1° Au dernier alinéa de l'article L. 125-2, aux deux premiers alinéas de l'article L. 515-15 et au premier alinéa de l'article L. 515-26, la référence : « au IV de l'article L. 515-8 » est remplacée par la référence : « à l'article L. 515-36 » ;
2° A l'article L. 515-21, la référence : « L. 515-8 » est remplacée par la référence : « L. 515-37 ».
II. ― Au premier alinéa de l'article L. 225-102-2 du code de commerce, la référence : « au IV de l'article L. 515-8 » est remplacée par la référence : « à l'article L. 515-36 ».
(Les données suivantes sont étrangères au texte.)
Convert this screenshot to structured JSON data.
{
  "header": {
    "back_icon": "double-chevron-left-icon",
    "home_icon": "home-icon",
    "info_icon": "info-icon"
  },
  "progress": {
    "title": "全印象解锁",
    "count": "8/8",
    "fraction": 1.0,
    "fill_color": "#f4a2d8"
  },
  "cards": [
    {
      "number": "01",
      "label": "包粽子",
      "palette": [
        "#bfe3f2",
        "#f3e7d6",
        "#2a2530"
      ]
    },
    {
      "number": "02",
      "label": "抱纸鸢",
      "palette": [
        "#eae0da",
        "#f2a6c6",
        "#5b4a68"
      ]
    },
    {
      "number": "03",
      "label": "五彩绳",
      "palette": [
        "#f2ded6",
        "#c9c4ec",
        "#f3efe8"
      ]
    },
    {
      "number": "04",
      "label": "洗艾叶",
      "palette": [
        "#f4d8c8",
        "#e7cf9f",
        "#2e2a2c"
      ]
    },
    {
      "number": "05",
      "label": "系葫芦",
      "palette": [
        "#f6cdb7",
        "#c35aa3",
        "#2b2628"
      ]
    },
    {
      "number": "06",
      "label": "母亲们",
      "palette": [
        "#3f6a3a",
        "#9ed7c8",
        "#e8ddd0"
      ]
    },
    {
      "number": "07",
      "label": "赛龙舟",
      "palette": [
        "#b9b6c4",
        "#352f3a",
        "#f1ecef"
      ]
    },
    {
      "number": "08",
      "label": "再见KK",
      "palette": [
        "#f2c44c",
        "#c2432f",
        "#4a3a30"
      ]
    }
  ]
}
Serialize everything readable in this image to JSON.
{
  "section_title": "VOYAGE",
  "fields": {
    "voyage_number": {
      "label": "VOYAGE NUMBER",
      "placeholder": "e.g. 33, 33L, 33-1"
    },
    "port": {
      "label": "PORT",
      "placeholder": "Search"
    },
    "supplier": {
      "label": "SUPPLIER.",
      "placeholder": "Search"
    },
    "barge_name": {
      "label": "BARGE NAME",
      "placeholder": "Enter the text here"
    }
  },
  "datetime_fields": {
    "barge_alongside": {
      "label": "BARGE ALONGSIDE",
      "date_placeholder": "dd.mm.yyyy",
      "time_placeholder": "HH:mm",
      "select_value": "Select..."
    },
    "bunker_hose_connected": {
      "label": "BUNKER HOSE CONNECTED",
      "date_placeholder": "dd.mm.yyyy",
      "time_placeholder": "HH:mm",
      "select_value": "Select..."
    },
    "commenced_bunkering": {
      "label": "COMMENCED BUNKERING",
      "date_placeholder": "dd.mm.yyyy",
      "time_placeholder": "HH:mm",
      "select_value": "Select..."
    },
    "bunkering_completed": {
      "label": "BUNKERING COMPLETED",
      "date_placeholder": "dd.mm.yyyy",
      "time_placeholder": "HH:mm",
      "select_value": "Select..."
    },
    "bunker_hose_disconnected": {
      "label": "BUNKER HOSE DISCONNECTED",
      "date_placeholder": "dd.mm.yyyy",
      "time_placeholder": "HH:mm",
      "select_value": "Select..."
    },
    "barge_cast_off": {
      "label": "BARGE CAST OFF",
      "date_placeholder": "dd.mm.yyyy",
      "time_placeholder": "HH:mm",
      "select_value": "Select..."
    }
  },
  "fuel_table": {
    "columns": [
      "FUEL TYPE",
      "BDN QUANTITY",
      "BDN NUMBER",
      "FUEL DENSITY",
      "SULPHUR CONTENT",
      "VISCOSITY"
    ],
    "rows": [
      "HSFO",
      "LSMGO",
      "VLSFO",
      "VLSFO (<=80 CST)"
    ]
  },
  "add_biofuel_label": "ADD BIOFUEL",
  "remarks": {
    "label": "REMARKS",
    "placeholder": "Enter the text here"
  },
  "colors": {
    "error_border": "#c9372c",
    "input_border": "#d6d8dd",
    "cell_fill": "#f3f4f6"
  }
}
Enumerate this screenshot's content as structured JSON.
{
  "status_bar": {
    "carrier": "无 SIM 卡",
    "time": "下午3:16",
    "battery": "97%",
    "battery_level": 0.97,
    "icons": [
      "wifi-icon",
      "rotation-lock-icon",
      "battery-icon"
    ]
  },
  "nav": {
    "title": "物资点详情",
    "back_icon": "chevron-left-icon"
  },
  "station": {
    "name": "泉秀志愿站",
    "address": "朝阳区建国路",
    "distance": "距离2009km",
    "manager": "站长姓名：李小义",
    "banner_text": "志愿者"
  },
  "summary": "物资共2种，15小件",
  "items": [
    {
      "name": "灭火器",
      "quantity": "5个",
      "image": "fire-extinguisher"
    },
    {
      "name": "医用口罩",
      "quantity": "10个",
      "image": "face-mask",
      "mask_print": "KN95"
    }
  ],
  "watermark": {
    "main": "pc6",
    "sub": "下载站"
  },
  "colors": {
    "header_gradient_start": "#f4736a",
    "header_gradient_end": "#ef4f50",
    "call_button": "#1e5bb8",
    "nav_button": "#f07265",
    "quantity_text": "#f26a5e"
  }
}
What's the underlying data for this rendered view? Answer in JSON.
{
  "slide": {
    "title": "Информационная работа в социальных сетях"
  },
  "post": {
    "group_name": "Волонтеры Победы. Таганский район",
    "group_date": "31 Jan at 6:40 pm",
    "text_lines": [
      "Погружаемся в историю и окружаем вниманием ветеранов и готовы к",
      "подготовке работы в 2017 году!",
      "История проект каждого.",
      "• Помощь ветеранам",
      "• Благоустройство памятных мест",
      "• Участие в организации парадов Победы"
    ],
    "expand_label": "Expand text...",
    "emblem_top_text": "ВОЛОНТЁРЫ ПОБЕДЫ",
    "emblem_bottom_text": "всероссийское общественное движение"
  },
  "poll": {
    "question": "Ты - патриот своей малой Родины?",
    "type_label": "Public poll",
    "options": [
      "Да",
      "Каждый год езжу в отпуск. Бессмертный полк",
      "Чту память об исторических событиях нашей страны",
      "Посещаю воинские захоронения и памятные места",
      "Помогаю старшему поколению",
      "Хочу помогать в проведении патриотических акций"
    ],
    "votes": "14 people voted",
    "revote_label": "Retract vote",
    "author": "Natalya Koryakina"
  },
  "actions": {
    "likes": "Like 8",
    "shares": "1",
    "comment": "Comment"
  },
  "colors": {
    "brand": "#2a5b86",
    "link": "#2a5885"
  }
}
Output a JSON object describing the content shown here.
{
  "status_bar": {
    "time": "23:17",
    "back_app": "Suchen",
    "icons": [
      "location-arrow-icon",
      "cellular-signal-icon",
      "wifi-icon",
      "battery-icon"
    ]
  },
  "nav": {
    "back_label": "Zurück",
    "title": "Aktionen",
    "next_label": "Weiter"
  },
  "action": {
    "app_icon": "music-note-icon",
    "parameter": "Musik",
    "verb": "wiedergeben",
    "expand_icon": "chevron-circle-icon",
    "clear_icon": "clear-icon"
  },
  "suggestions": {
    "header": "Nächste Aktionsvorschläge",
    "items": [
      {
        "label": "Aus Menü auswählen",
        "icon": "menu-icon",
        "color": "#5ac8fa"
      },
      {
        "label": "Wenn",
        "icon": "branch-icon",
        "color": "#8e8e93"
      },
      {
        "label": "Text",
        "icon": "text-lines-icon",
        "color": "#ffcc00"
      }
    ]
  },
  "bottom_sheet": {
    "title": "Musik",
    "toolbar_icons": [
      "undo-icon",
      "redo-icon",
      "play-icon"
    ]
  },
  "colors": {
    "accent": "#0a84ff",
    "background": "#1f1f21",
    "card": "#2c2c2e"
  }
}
III. ― Au deuxième alinéa de l'article 1383 G bis du code général des impôts, la référence : « au IV de l'article L. 515-8 » est remplacée par la référence : « à l'article L. 515-36 ».
IV. ― Au premier alinéa de l'article L. 524-2-2 du code rural et de la pêche maritime, la référence : « au IV de l'article L. 515-8 » est remplacée par la référence : « à l'article L. 515-36 ».
V. ― Au 8° de l'article L. 2411-1, au premier alinéa de l'article L. 2411-14, au 8° de l'article L. 2412-1, au premier alinéa de l'article L. 2412-8, au 8° des articles L. 2413-1 et L. 2414-1, au 4° de l'article L. 2421-4, au premier alinéa de l'article L. 4142-3, au 2° de l'article L. 4143-1, à l'article L. 4521-1 et au deuxième alinéa de l'article L. 4524-1 du code du travail, la référence : « au IV de l'article L. 515-8 » est remplacée par la référence : « à l'article L. 515-36 ».
VI. ― Au deuxième alinéa de l'article L. 264-1 du code minier (nouveau), les références : « et aux articles L. 515-10 et L. 515-11 » sont remplacées par les références : «, aux articles L. 515-10 et L. 515-11 et au III de l'article L. 515-37 ».